Kenneth Gladish first laced up his sneakers as a YMCA kid in Northbrook, Ill. Decades later, he tightened his tie as president of the national organization.
In between, Gladish was a central figure in the Indianapolis charitable sector.
Now his time at the YMCA of the USA has come to an end, and Gladish's next step is up in the air. But one thing's for sure-he'll be maintaining his ties to Indianapolis.
Gladish, 53, has accepted a three-year appointment as a visiting scholar at Indiana University's Center on Philanthropy, where he'll assist graduate students with theses and engage in classroom discussion, among other duties.
Although he'll commute to the city only when needed, Gladish (pronounced GLAY-dish) is excited about collaborating with researchers here. Among his interests: identifying new not-for-profit leaders, improving governance and increasing organizational ethics.
"I view [IU] as the premier center on philanthropic studies in the U.S.," Gladish said.
He's no slouch himself. Gladish is on the boards of national organizations such as American Humanics and Independent Sector's Panel on the Nonprofit Sector. His work has earned him a spot in Non-Profit Times' list of the 50 most influential people in philanthropy-twice.
Engaging someone like Gladish will enhance the center, said Executive Director Eugene Tempel.
"People like Ken bring a perspective to our students," Tempel said. "He's someone who has led such a notable career and the students can learn from that."

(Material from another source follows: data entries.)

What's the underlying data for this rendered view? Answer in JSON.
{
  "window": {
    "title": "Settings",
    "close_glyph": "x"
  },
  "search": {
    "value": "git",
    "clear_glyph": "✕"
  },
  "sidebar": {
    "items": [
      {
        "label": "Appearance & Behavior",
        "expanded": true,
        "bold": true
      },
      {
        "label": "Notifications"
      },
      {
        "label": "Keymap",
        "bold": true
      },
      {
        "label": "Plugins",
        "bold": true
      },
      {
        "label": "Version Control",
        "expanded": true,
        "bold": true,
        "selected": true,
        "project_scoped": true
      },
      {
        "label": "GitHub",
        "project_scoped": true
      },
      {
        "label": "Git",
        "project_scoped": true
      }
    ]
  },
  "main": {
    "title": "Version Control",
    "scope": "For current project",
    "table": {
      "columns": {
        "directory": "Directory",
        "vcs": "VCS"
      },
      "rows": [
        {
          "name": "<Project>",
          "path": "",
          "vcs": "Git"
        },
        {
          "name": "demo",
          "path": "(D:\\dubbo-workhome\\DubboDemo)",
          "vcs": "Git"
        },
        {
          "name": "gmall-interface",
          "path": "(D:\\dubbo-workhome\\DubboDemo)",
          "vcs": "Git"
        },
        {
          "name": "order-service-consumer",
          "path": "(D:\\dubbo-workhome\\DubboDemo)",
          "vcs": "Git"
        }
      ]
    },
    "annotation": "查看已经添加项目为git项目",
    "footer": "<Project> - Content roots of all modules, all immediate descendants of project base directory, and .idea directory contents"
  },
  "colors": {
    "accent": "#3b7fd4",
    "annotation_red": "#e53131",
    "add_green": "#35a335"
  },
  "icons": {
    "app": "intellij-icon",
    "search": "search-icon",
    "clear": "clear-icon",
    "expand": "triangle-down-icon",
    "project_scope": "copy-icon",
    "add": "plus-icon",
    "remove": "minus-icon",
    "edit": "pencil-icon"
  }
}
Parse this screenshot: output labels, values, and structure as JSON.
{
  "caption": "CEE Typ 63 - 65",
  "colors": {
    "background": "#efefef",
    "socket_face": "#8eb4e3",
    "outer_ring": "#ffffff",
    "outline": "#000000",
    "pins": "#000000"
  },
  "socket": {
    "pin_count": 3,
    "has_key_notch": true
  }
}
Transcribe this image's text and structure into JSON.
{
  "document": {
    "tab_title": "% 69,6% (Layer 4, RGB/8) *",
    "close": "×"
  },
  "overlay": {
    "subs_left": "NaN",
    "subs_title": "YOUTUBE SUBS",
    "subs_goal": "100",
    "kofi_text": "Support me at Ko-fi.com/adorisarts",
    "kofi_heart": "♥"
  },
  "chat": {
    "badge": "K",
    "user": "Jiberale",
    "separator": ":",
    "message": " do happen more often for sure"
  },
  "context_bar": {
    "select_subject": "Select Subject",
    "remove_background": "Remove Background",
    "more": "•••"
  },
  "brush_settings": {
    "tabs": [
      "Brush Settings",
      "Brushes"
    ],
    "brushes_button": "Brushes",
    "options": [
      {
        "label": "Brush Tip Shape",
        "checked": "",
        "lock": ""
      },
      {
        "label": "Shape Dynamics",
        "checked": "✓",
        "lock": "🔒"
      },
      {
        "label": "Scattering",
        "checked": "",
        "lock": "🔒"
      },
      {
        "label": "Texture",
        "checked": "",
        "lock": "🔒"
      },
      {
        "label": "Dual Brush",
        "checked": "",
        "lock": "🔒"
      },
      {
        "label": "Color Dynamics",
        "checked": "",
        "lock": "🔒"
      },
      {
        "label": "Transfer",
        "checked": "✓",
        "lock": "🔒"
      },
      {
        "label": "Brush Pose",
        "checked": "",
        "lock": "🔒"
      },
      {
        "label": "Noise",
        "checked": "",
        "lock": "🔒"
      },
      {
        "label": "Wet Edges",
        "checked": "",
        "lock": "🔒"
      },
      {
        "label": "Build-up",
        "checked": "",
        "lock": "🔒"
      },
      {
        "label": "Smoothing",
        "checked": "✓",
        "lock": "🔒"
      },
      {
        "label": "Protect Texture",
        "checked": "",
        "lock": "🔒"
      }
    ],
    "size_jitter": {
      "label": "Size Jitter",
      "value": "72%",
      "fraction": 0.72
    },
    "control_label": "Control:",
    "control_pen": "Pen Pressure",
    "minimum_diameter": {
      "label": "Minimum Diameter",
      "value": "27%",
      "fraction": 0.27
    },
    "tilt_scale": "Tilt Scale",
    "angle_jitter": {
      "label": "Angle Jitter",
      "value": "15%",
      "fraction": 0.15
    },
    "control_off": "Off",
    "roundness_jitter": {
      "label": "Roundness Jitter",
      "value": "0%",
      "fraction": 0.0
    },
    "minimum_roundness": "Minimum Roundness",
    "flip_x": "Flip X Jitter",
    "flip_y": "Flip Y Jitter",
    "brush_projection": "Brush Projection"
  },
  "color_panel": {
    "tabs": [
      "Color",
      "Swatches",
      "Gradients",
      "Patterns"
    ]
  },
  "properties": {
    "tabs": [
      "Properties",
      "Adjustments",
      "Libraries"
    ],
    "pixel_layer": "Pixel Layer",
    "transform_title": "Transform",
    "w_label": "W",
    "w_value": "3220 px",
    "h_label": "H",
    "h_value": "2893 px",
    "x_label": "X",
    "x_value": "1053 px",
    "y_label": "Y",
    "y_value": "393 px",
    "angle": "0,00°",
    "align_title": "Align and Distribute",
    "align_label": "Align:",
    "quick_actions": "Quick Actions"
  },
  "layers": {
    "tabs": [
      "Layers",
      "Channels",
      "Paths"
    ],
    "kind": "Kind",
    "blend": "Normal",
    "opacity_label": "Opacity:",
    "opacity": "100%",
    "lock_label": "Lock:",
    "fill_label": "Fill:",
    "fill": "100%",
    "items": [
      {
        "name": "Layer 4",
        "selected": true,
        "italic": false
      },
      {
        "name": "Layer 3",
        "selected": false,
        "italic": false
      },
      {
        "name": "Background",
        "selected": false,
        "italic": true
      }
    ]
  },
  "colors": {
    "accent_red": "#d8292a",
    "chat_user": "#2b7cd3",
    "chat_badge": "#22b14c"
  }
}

Gladish's passion for philanthropy has been burning since he was young. He grew up watching his friends and family volunteer. He said he never saw himself doing anything else.
Fresh from graduate school, Gladish made his Indianapolis debut as executive director of the Indiana Humanities Council in 1984. While there, he helped create what is now the Indiana Grantmakers Alliance, an organization that promotes effective grant-making statewide.
He became executive director of the Indianapolis Foundation in 1993 and four years later helped launch Central Indiana Community Foundation. CICF combined the resources of the Indianapolis Foundation, Legacy Fund of Hamilton County and the William English Foundation and has become one of the largest organizations of its kind in the country.
"Ken is a tremendously energetic change agent," said Brian Payne, his successor at CICF. "He has a personality for leadership in philanthropy."
Gladish said his Indiana experiences made him appreciate the relationship between for-profit businesses and the not-for-profit sector.
"Some of the most inspiring volunteers ... are those who work in the profit sector," Gladish said. "Their willingness to give their time and treasure is completely a matter of free will, and that's something very unique in the American community experience."
Even before his time at YMCA headquarters in Chicago, Gladish was making a name for himself nationally. Carol Simonetti, now CEO of the Indiana Grantmakers Alliance, worked with Gladish when she was at the Washington, D.C.-based Council on Foundations.
"Ken is ... a creative visionary and future thinker who doesn't see obstacles, but opportunities," she said.
Gladish said he's realized there's not a broad enough appreciation for philanthropy-something that can be addressed by educating young people about the impact of the sector.
"I'm encouraged that there is a yeast in this rising generation," Gladish said.
Gladish's leadership skills and ability to implement change is what impressed the YMCA, even though he didn't travel the organization's professional path.
He arrived with an ambitious agenda that included reorganizing services, improving governance, strengthening finances and increasing public policy work.
Something worked. During his tenure, membership at YMCAs around the country increased from 17 million to 20 million, and revenue climbed to nearly $5 billion.
When he accomplished what he set out to do, Gladish knew it was time to go. He resigned in March, but he's not retiring. Instead, he's looking for a job where he can continue to make contributions, possibly in higher education or another large charity.
Gladish said he and his family have strong affection for Indianapolis.
"It's wonderful to see how Indianapolis is growing and impacting the world of philanthropy," Gladish said.